The heart of the 2-3 year program revolves around investigative work in a Yale faculty mentor's laboratory. Faculty are drawn from a variety of basic science and clinical departments at Yale including Laboratory Medicine, Pathology, Immunobiology, Pediatrics, Genetics, Cell Biology, Internal Medicine, Biomedical Engineering and Pharmacology.
In addition to direct investigative work, trainees receive formal didactic instruction in relevant basic sciences and methodologies and participate in a special seminar series providing interaction with investigators in this field from across the country.
For individuals with an MD degree, the program also has a track which includes obtaining a PhD degree during the training, either in Investigative Medicine through the Yale Investigative Medicine Program. It is also possible, for individuals who already have a MD or PhD graduate degree but desire to move their work in the direction of biomedical engineering, to obtain a Master's in Biomedical Engineering as a part of this program.
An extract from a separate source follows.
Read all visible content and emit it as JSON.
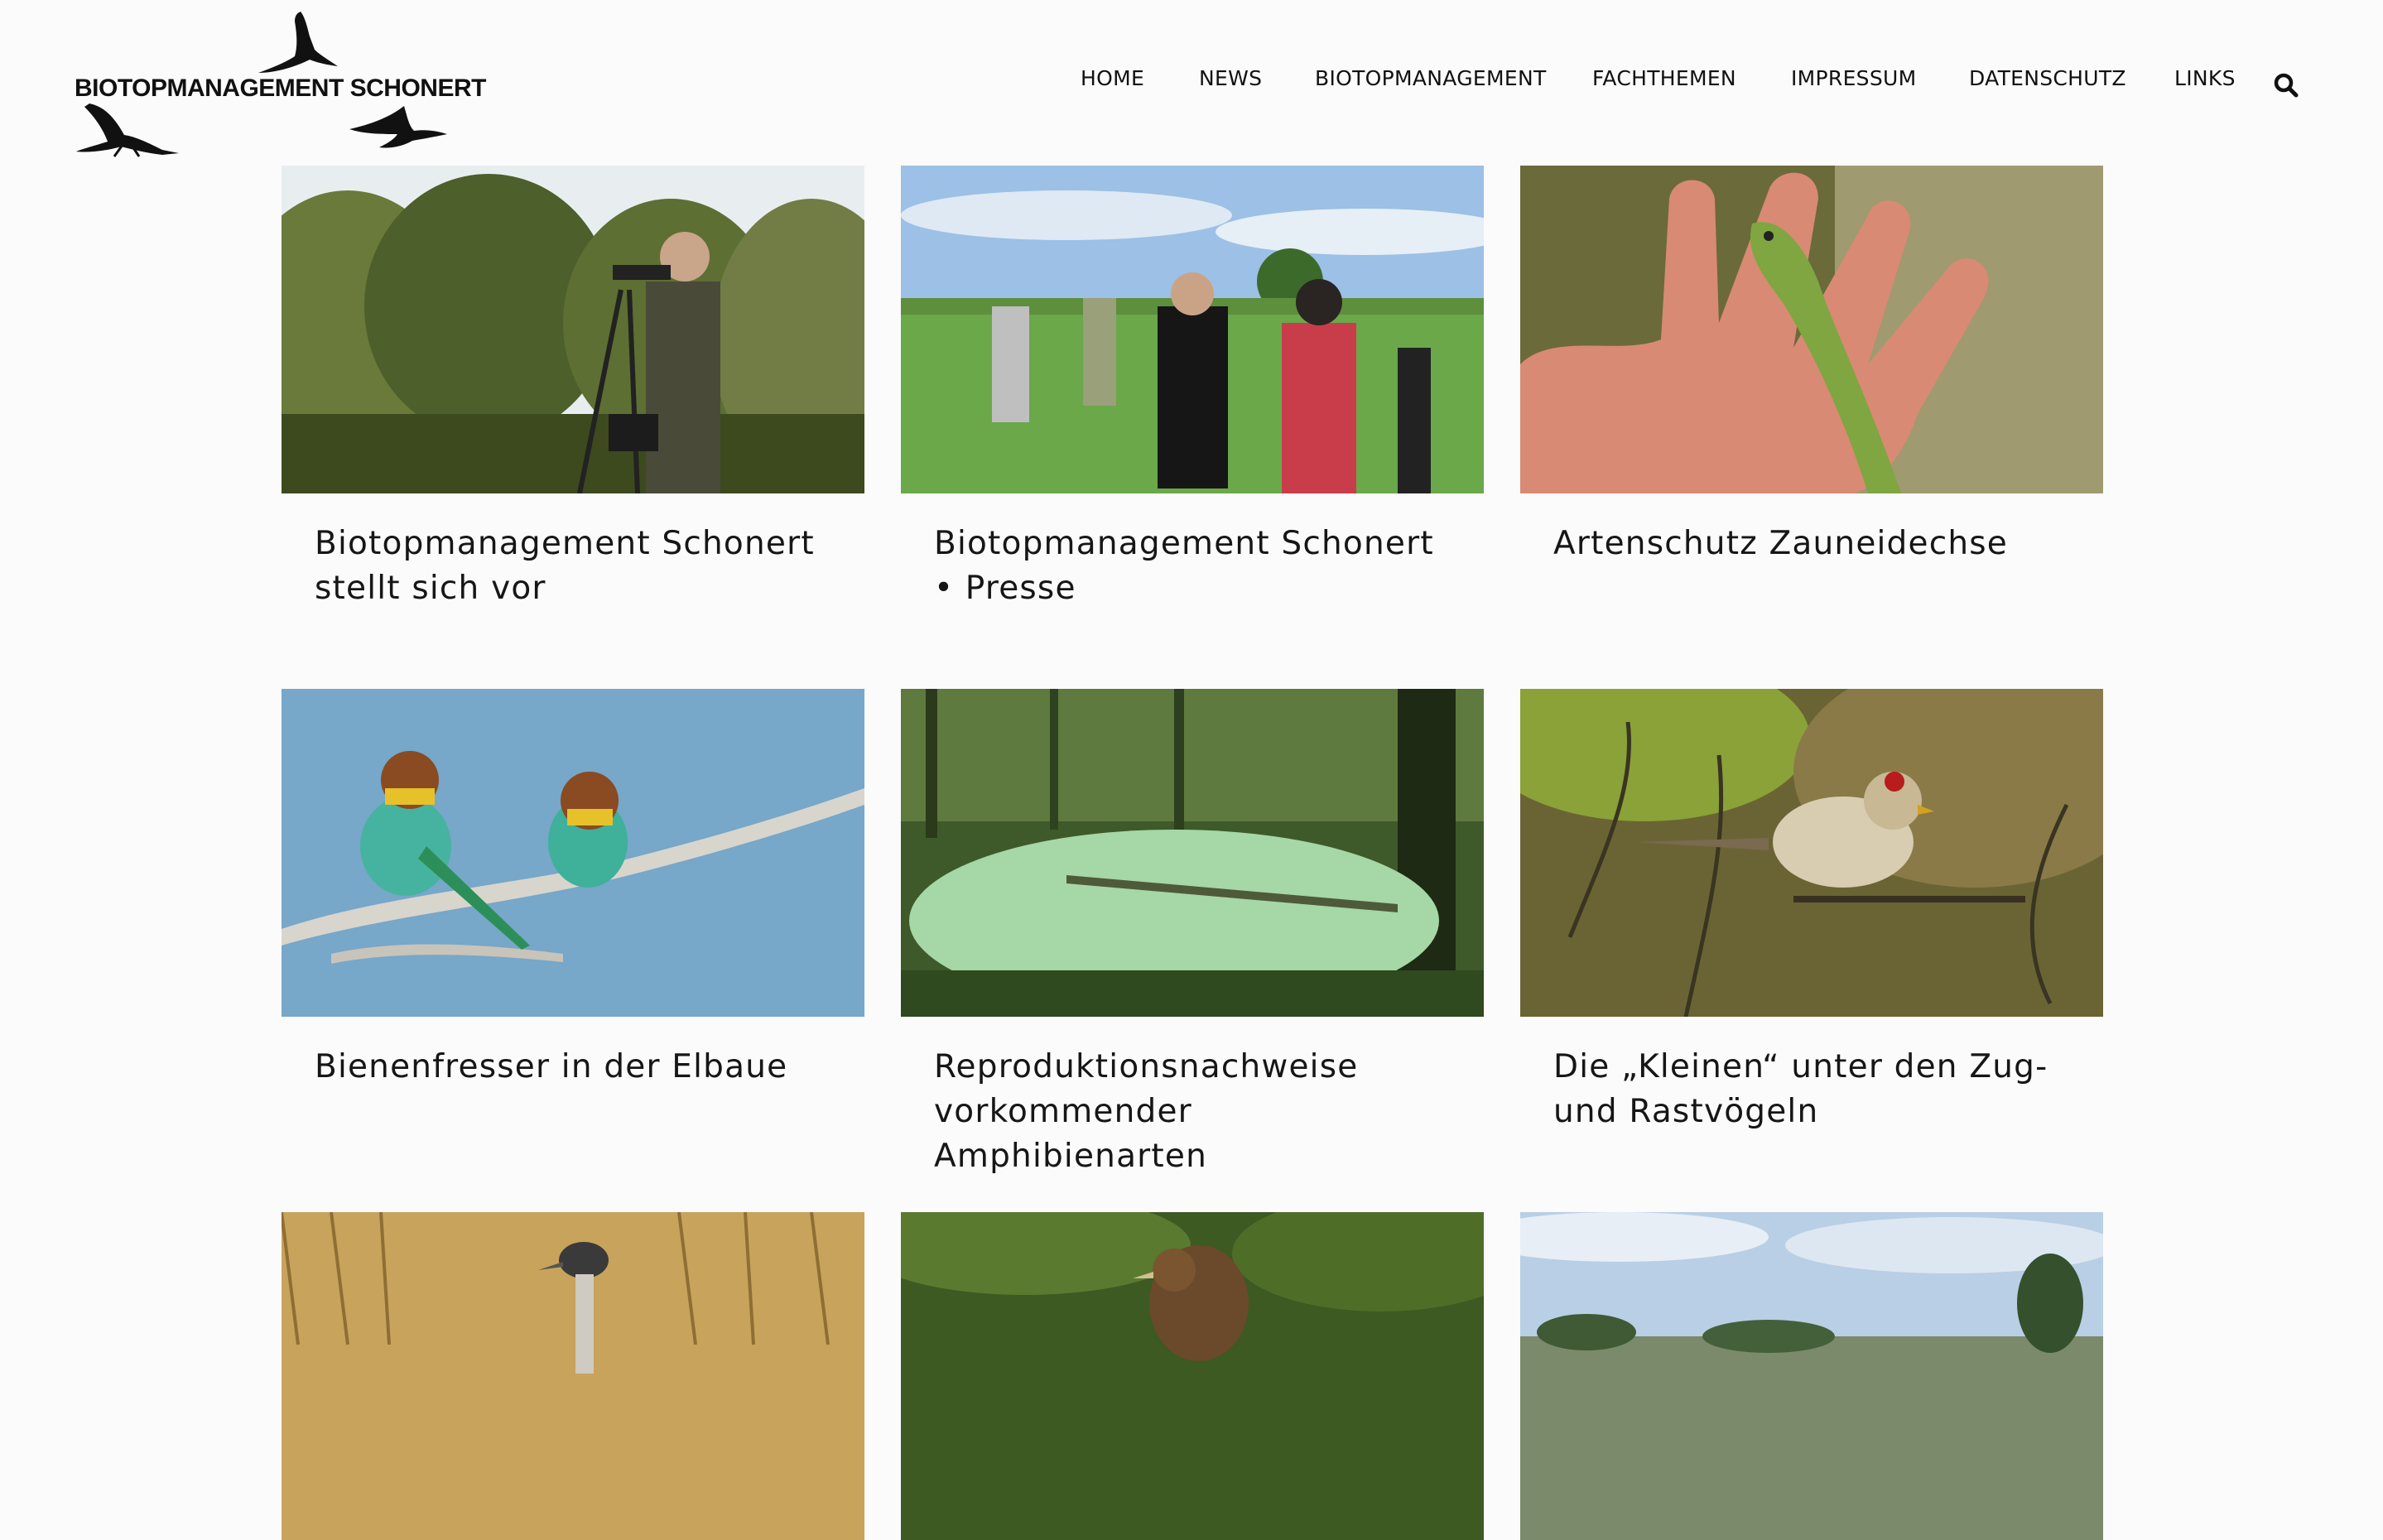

The broad areas of investigation covered include: hematopoiesis/stem cell biology, immunology/host-pathogen interactions, transplantation/vascular biology/inflammation, and immunohematology biomedical engineering.
Candidates are generally drawn from individuals with an MD or MD/PhD degree who are trained in clinical pathology, anatomic pathology, AP/CP, hematopathology, microbiology or transfusion medicine.